I think other global health charities should consider a similar approach, where an intervention is demonstrated to be highly cost-effective, and this is used to encourage the government to scale this up and integrate it into public services, rather than having the charity scale it up independently.
The problem with "get governments to scale up and integrate" is that governments... suck. Corruption, incompetence, straight up theft, etc. mean that these interventions which were being provided, when taken over by the government just disappear in a few years.
Many people in the West feel that governments are maybe a bit wasteful and inefficient but on the whole good/okay. In developing countries, this is not always the case.
Also, as Karen Levy pointed out in her ep on the 80k podcast, adoption by LMIC governments effectively means the taxpayers of these countries are the ones to pay. Sustained service by an internationally funded charity represents a desirable wealth transfer to LMICs. Better than the charity graduating from being funded by EAs to being funded by LMIC governments would be for it to graduate to being funded by big funders with cheap counterfactuals like USAID.
(To play devil’s advocate to myself: If government adoption means capacity building in LMIC healthcare systems then that’s great compared to dependence on sustained service from international NGOs. Maybe the best of both worlds is government adoption with ongoing technical assistance and international funding?)
I definitely agree with and share the concerns over government adoption as a silver bullet of sorts on the charity's side. Outsourcing all the costs when the government's money and resources are more counterfactually precious than the charity's is not the way we want things to go!
Our aim is closer to your last sentence: government adoption to leverage the cost-savings from delivery through their existing systems of training/data collection/material distribution, with MHI continuing to pay for the costs involved that the government wouldn't incur anyway.
I don't think adoption by LMIC governments removes the desirable wealth transfer to LMICs. I think most of the wealth transfers to LMICs will continue via other NGOs.

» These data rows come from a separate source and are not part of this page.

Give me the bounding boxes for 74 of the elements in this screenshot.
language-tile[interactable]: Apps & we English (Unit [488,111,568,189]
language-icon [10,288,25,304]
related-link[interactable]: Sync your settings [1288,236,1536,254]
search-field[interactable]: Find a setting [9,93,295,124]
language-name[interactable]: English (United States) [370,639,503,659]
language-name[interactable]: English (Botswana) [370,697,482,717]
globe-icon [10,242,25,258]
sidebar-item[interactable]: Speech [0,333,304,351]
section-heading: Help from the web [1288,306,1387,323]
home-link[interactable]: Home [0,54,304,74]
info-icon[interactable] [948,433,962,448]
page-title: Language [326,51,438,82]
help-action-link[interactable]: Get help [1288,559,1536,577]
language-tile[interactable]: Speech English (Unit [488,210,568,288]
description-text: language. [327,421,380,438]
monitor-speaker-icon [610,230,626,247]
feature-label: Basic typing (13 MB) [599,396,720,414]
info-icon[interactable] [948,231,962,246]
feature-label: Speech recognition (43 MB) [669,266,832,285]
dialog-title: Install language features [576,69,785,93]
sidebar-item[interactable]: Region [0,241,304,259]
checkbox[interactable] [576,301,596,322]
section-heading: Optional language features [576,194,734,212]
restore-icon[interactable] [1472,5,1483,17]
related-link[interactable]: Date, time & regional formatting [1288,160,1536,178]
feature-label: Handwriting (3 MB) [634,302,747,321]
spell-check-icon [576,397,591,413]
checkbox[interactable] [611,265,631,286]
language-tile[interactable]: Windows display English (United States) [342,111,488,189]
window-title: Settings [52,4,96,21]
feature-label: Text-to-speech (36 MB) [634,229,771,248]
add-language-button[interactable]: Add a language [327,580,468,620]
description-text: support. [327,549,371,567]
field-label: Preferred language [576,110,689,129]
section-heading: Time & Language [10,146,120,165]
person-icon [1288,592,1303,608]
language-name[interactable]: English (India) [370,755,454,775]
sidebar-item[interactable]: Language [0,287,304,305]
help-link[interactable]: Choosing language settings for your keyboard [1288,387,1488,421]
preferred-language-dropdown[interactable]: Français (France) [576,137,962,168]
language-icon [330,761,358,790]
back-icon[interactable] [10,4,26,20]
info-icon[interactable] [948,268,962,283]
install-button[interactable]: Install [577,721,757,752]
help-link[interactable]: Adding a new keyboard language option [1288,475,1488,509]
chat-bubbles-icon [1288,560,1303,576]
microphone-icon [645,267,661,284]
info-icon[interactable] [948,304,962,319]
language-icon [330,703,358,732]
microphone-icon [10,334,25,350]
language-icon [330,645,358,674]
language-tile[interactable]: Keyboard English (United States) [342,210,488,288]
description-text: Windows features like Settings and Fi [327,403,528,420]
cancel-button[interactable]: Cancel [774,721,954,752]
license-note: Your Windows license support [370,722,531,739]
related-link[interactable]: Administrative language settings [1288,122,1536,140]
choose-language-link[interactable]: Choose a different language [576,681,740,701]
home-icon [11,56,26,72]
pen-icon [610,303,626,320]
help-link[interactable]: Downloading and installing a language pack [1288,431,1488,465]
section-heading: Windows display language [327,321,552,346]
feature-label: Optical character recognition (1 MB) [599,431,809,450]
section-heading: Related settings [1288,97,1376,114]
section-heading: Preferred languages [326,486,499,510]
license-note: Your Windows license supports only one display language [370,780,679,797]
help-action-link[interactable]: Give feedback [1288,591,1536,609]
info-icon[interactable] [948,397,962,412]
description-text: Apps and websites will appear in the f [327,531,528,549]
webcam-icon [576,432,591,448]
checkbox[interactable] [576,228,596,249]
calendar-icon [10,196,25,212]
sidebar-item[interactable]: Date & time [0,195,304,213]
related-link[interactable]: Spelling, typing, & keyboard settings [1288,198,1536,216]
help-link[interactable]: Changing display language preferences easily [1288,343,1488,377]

CGD have some interesting work making the case that governments should focus on prioritising the most cost-effective health services, and donors, whose funding is less reliable should focus on additional, less cost-effective stuff - https://www.cgdev.org/blog/putting-aid-its-place-new-compact-financing-health-services
Executive summary: The Maternal Health Initiative trains healthcare providers in Ghana to integrate family planning counselling into routine postnatal care. In their first year, they reached 18 facilities and estimate averting disability-adjusted life years for $99 each. Their goal is government adoption of their model to reach 800,000 mothers annually at just $34 per DALY.